Mereka mulai mengejar keberadaan pangeran yang diisukan
meninggal, dia ditemukan di sebua tempat persembunyian pemberontakan dalam
keadaan mengamuk karena mengetahui ibunya Putri Jilla dan adiknya yang masih
bayi dibunuh High Lord Sethon dengan beringas.
Sementara itu, mereka juga menanti keberadaan Dillon yang
membawa manuskrip hitam yang membawa jawaban sekaligus malapetaka bagi punggawa
naga. Eona meyakini ada cara menyembuhkan Ryko dari ketidakbebasan kehendak
untuk membayar rasa bersalah Eona bagi Ryko, dan disitu ada juga cara untuk
mengontrol kekuatan punggawa naga asalkan orang itu memiliki darah kaisar.

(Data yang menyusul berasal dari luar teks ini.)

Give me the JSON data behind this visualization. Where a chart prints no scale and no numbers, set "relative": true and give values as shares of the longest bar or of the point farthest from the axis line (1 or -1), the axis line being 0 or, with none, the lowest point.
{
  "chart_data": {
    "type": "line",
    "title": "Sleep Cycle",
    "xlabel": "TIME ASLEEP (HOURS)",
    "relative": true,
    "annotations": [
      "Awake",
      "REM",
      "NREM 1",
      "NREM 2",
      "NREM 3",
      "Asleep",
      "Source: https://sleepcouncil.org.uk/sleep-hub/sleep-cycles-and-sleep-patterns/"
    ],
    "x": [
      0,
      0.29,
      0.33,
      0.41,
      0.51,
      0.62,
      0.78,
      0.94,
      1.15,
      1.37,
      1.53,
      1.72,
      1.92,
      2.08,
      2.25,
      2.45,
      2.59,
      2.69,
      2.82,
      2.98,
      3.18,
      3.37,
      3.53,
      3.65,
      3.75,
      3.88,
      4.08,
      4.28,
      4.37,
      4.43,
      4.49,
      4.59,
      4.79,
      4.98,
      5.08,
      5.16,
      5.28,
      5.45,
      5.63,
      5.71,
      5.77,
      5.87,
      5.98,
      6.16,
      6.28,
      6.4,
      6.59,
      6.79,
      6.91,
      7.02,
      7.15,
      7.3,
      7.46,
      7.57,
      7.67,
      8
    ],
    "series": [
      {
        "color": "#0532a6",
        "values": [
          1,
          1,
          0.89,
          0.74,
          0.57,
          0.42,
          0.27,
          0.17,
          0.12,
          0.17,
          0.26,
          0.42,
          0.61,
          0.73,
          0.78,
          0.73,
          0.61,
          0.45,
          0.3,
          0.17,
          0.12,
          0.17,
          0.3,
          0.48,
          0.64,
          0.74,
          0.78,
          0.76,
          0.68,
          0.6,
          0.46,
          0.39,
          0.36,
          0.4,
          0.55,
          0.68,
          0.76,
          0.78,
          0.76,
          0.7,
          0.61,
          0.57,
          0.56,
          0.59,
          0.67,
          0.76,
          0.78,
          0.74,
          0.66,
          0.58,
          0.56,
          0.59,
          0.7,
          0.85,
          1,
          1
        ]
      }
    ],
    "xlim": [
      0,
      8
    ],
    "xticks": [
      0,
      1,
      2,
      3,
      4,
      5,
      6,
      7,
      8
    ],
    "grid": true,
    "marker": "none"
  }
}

Dillon ternyata terjebak dalam kekuatan hitam dan tidak bisa
terbebas dari ambisi balas dendam untuk membunuh Eona dan Ido.
Ido terkurung dalam sel dan dicap pengkhianat oleh Sethon,
hingga Eona dan teman-temannya membebaskan Ido dengan tujuan mengajari Eona
bagaimana menguasai kekuatan naga agar tidak mengamuk.
Sepanjang perjalanan menuju kekaisaran untuk melawan High
Lord Sethon, Eona terganggu dengan keberadaan Ido dan hasrat mereka satu sama
lain, di lain pihak Eona sadar rasa persahabatan politis yang dulu terjalin
antara Eon dan Kygo kini berubah menjadi cinta.
Komentar :
Selesai baca Eon, buku Eona selalu terngiang-ngiang, candu
banget buat baca sampe selesai, alhasil ni buku kelar jam setengah empat pagi.
Yakin banget kalo Eon-Eona di film kan bakal box office.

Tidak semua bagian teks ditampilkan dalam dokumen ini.